Facebook, like any other technology, brings with it positives and negatives.
It's positive that you can tell everyone about every wonderful thing you're involved in. It's positive that you can see what your exes are up to. And of course, it's positive that if you're on the run, you can conveniently taunt the police should you feel the need.
Facebook CEO Mark Zuckerberg believes the social network's pluses go beyond even those lovely scenarios.
Speaking this week at a ceremony where he was receiving an award for entrepreneurial spirit from German publisher Axel Springer, Zuckerberg made an interesting claim.
"Facebook's mission, and what we really focus on giving everyone, is the power to share all of the things that they care about, what they're thinking about, what they're experiencing on a day-to-day basis," he said. "And the idea is that if everyone has the power to share those things, then that makes the world more understanding."
As I look around the world, I'm not sure I find people terribly understanding at all.

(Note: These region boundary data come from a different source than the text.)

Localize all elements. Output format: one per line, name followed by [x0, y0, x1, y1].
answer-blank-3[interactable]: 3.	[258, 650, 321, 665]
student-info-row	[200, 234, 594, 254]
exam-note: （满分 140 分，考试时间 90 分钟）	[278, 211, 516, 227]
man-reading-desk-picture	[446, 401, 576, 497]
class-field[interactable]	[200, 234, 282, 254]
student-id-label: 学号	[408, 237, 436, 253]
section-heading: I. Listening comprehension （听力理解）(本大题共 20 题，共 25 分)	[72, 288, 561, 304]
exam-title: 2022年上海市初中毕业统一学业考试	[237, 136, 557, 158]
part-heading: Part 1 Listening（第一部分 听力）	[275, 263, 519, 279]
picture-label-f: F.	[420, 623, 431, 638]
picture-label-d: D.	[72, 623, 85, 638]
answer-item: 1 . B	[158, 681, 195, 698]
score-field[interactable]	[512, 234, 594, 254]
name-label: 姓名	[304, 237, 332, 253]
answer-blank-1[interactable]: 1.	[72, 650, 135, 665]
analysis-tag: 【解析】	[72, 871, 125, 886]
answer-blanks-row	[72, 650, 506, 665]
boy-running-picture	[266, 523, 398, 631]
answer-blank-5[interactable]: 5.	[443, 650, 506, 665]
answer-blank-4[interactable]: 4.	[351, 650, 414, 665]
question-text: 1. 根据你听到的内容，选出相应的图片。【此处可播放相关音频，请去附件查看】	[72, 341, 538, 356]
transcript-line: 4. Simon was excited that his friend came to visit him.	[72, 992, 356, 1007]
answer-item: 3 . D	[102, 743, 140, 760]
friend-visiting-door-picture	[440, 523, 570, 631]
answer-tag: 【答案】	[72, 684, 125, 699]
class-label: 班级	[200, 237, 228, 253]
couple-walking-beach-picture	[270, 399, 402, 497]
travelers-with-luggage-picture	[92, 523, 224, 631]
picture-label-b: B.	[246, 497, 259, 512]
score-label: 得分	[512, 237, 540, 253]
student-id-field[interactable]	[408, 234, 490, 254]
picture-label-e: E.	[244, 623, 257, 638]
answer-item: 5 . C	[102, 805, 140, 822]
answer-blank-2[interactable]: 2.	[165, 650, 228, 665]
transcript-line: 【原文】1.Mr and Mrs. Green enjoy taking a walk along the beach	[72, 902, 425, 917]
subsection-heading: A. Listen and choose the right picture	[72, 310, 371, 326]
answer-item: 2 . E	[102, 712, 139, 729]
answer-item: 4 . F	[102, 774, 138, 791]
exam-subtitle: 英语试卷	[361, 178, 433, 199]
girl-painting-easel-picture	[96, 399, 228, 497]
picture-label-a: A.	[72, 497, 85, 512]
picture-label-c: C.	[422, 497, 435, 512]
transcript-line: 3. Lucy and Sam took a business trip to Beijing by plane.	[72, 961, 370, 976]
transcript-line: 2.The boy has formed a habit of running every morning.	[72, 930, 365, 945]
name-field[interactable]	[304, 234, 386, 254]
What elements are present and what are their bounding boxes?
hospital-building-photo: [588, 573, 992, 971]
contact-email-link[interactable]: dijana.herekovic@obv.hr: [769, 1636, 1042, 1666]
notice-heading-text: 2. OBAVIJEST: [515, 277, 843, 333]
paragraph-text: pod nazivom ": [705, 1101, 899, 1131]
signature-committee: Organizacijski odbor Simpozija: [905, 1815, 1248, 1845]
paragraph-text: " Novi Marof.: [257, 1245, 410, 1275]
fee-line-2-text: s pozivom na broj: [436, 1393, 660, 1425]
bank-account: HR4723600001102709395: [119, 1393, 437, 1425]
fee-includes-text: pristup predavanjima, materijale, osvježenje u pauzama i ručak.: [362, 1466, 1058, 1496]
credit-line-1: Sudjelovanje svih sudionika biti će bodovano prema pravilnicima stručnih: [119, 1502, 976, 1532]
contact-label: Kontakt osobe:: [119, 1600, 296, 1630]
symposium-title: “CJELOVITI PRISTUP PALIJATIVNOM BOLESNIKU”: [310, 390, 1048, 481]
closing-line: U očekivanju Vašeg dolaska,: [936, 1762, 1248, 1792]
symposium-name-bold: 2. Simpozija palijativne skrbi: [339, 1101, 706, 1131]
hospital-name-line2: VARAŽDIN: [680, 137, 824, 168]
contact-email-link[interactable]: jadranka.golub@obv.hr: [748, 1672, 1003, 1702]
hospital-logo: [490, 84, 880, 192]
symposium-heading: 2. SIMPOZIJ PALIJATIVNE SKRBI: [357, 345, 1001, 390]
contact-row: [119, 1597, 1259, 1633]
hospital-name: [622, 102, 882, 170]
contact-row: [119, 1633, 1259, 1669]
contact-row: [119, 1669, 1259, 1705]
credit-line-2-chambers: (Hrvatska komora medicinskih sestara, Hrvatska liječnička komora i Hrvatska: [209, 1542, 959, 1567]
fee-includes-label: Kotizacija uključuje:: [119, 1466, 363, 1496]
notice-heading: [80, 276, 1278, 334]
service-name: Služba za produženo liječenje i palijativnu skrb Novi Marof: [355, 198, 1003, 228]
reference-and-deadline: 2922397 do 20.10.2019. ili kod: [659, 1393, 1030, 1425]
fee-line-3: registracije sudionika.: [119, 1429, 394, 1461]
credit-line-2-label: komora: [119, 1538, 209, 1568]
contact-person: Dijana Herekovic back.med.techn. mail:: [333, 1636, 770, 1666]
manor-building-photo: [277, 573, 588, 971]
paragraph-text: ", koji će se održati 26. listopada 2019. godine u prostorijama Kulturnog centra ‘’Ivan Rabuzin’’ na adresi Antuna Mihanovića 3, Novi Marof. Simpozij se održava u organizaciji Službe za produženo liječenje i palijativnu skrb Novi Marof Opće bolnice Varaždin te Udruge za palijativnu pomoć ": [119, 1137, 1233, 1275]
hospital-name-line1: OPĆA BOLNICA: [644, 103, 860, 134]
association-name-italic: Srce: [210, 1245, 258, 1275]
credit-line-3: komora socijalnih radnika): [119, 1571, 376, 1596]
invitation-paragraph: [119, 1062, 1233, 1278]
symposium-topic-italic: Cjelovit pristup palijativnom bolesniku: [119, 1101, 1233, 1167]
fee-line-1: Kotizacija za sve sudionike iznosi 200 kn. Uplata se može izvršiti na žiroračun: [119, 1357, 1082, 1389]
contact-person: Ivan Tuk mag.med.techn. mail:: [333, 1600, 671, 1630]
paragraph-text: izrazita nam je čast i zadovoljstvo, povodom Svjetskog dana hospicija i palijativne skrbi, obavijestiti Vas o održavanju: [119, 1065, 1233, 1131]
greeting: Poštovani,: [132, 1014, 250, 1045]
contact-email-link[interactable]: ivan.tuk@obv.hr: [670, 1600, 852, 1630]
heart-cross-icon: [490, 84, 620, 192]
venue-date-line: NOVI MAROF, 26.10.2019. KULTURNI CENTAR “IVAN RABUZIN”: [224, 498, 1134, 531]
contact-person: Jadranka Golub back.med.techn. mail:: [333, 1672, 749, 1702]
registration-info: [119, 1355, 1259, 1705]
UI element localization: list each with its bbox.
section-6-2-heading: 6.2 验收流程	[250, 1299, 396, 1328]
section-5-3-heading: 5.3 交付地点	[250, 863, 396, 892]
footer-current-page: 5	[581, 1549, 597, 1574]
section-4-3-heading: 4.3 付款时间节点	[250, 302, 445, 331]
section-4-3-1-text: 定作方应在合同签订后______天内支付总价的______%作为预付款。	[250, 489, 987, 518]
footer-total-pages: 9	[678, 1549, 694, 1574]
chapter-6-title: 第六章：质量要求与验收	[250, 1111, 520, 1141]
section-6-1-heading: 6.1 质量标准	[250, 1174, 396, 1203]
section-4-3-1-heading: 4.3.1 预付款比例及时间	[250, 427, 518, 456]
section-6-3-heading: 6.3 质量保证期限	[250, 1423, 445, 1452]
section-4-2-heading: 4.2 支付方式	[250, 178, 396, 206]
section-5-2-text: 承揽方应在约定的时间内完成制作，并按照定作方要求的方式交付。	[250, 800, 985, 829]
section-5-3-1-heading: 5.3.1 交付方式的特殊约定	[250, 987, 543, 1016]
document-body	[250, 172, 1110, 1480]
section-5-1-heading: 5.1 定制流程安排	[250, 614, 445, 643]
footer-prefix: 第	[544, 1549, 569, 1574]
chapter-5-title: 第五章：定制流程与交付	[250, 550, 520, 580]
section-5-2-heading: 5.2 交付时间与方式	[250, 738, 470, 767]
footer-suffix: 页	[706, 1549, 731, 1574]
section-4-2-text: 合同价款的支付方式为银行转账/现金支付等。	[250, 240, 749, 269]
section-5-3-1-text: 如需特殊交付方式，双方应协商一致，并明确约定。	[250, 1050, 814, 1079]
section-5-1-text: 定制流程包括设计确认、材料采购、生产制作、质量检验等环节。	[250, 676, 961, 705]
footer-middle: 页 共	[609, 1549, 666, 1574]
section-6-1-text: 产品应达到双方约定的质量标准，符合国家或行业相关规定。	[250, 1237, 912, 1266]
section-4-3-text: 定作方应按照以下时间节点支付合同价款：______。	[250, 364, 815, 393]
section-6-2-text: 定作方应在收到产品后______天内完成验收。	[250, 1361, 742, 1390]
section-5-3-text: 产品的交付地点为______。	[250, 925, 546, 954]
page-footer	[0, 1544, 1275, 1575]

Loathing seems to be even more dominant than fear -- or perhaps the latter merely stems from the former. Sides are being drawn all over the world with such rigid certainty that soon there will be thousands of very high walls that need building.
Yet everyone's on Facebook, so shouldn't they have shown a little more careful thought about, and understanding toward, others by now?
Why hasn't this happened?
Or might it be that this is merely a difficult phase we're going through? We need to share more and more things on Facebook to reach the point at which we all say, "Ah, my fellow human of different faith, color or political persuasion, now I fully understand you."
Evidence for my doubt exists at Facebook itself. The very same day Zuckerberg was speaking, he was forced to send a memo to his own staff ordering them to stop defacing "Black Lives Matter" messages on the company's legendary walls. That's not a great advertisement for understanding.
Zuckerberg has been insisting Facebook has vast societal benefits for quite some time.
During Facebook's IPO in 2012, he spoke of Facebook's "social mission." He said that the social network gives people the power to share and thereby "transform many of our core institutions and industries." He claimed that giving people the power to share made the world "more transparent."
The more Facebook steps into geopolitical areas, the more its utterances seem at the very least facile and at the most depressingly and obviously self-serving.
India had very good reasons not to accept Facebook's Free Basics service, which promised to give Indians Internet access, while at the same time controlling what sites came with that access.
And only last month the company's COO, Sheryl Sandberg, suggested that Facebook "likes" are a good way to combat ISIS.
Thanks to Facebook, we may see more and hear more from other people -- though how much we bother looking and listening is another matter.
What's more disturbing to some is that Facebook's algorithm determines the very things we do or don't see and hear.
To claim that the more people post on Facebook, the greater understanding there will be is akin to claiming that the more books you read, the wiser you will be.
It depends how you read, what you take in and whether you can transfer any knowledge gained into real-life action.